Published 29 December, 2014; last updated 10 December, 2020
The Future of Humanity Institute administered a survey in 2011 at their Winter Intelligence AGI impacts conference. Participants’ median estimate for a 50% chance of human-level AI was 2050.
The survey included the question: “Assuming no global catastrophe halts progress, by what year would you assign a 10%/50%/90% chance of the development of human-level machine intelligence? Feel free to answer ‘never’ if you believe such a milestone will never be reached.”
The first quartile / second quartile / third quartile responses to each of these three questions were as follows:
10% chance: 2015 / 2028 / 2030
50% chance: 2040 / 2050 / 2080
90% chance: 2100 / 2150 / 2250
Survey participants probably expect AI sooner than comparably expert groups, by virtue of being selected from participants at the Winter Intelligence conference. The conference is described as focussing on “artificial intelligence and the impacts it will have on the world,” a topic of disproportionately great natural interest to researchers who believe that AI will substantially impact the world soon. The response rate to the survey was 41% (35 respondents), limiting response bias.
When asked “Prior to this conference, how much have you thought about these issues?” the respondents were roughly evenly divided between “Significant interest,” “Minor research focus / sustained study,” and “major research focus.”

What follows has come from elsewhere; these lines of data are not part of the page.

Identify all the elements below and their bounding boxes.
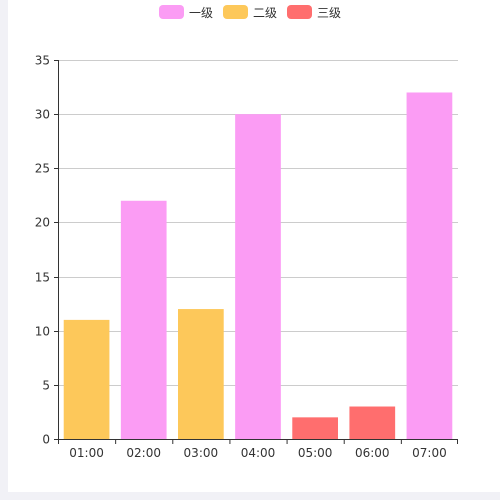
legend-label-level-2: 二级 — [252, 5, 277, 20]
y-tick-label: 15 — [35, 271, 50, 285]
x-tick-label: 07:00 — [412, 446, 447, 460]
y-tick-label: 0 — [42, 433, 50, 447]
bar — [63, 319, 110, 439]
x-tick-label: 05:00 — [298, 446, 333, 460]
bar — [349, 406, 396, 439]
y-tick-label: 5 — [42, 379, 50, 393]
y-tick-label: 30 — [35, 108, 50, 122]
left-panel-edge — [0, 0, 8, 500]
bar — [406, 92, 453, 439]
legend-swatch-level-3 — [287, 5, 312, 19]
x-tick-label: 03:00 — [184, 446, 219, 460]
bottom-panel-edge — [0, 492, 500, 500]
x-tick-label: 06:00 — [355, 446, 390, 460]
legend-item-level-2[interactable]: 二级 — [222, 4, 277, 21]
x-tick-label: 02:00 — [126, 446, 161, 460]
x-tick-label: 04:00 — [241, 446, 276, 460]
y-tick-label: 10 — [35, 325, 50, 339]
y-tick-label: 25 — [35, 162, 50, 176]
x-tick-label: 01:00 — [69, 446, 104, 460]
bar — [292, 417, 338, 439]
legend-swatch-level-1 — [158, 5, 184, 19]
legend-label-level-3: 三级 — [317, 5, 342, 20]
legend-label-level-1: 一级 — [188, 5, 213, 20]
legend-swatch-level-2 — [222, 5, 248, 19]
legend-item-level-3[interactable]: 三级 — [287, 4, 341, 21]
y-tick-label: 35 — [35, 54, 50, 68]
bar — [178, 309, 224, 439]
y-tick-label: 20 — [35, 216, 50, 230]
bar — [235, 114, 281, 440]
legend-item-level-1[interactable]: 一级 — [158, 4, 213, 21]
bar — [120, 200, 167, 439]
chart-legend: 一级 二级 三级 — [0, 2, 500, 22]
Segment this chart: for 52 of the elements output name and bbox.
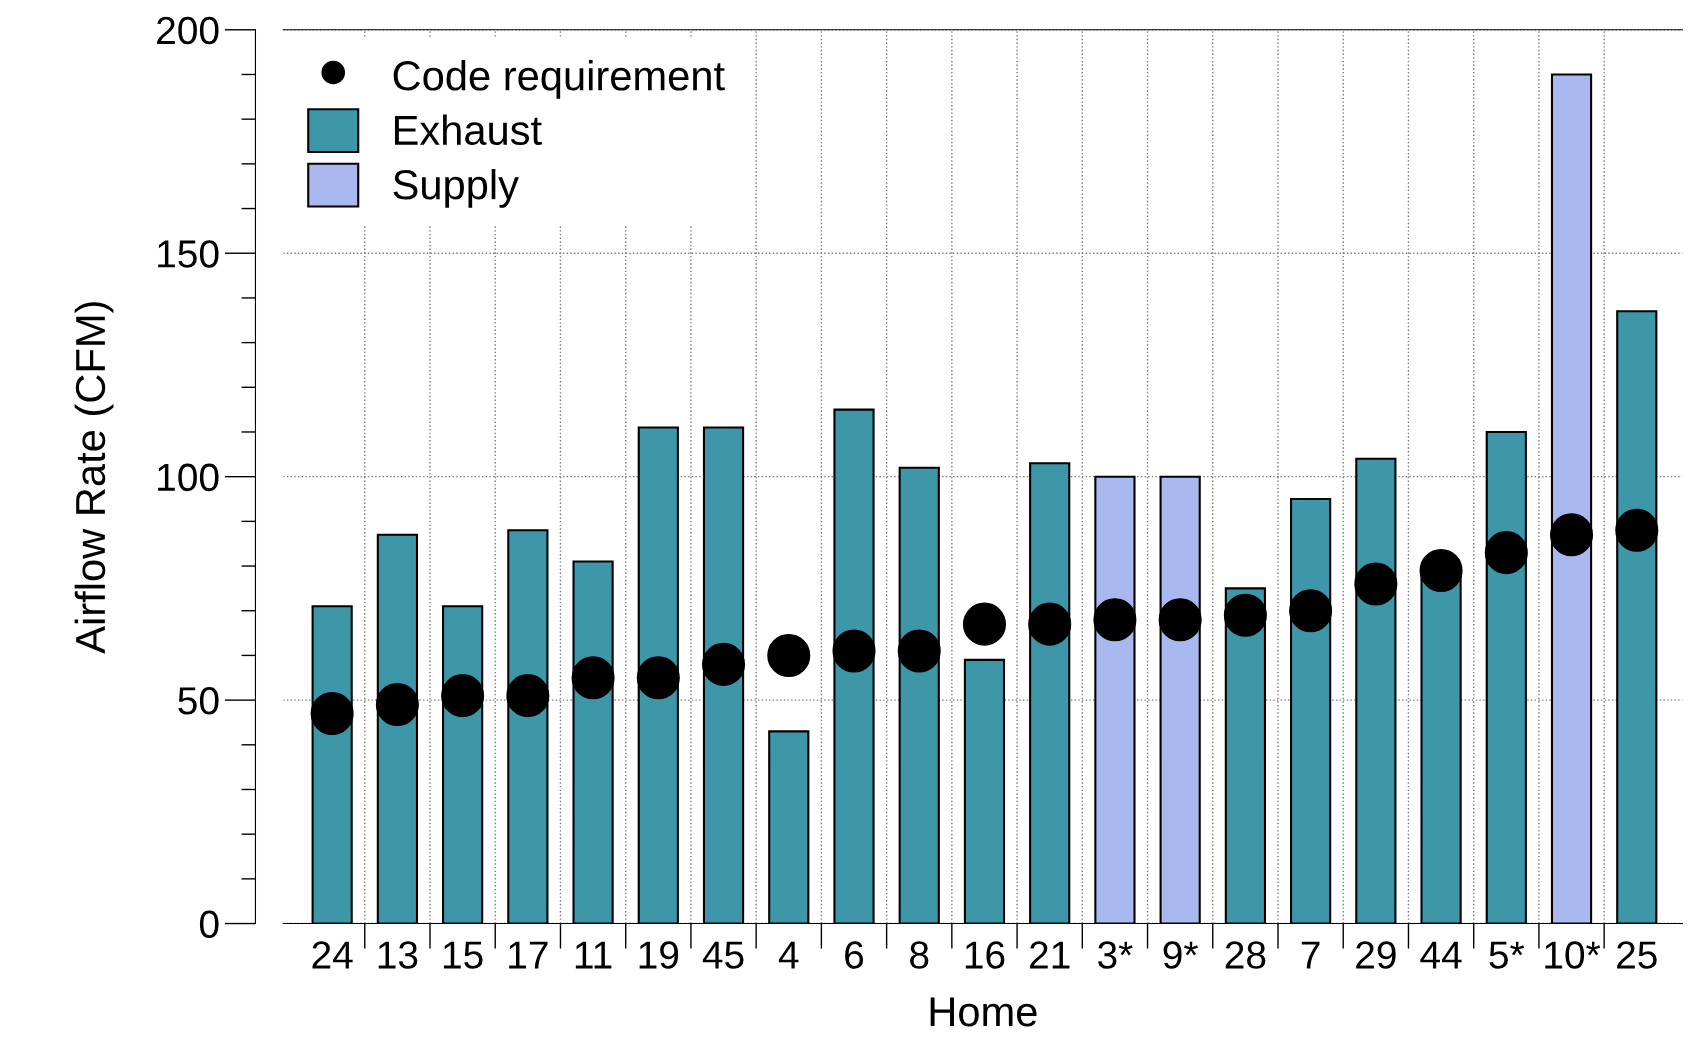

When asked to describe their field, of the 35 respondents, 22% indicated an area that the survey administrators considered to be “AI and Robotics” as their field, 22% indicated a field considered to be “computer science and engineering,” and the remainder indicated a variety of fields with less direct relevant to AI progress (excepting perhaps cognitive science and neuroscience, whose prevalence the authors do not report). The administrators of the survey write:
“There were no significant (as per ANOVA) inter-group differences in regards to who would develop AI, the outcomes, type of AI, expertise, or likelihood of Watson winning. Merging the AI and computer science group and the philosophy and general academia group did not change anything: participant views did not link strongly to their formal background. ” (p. 10).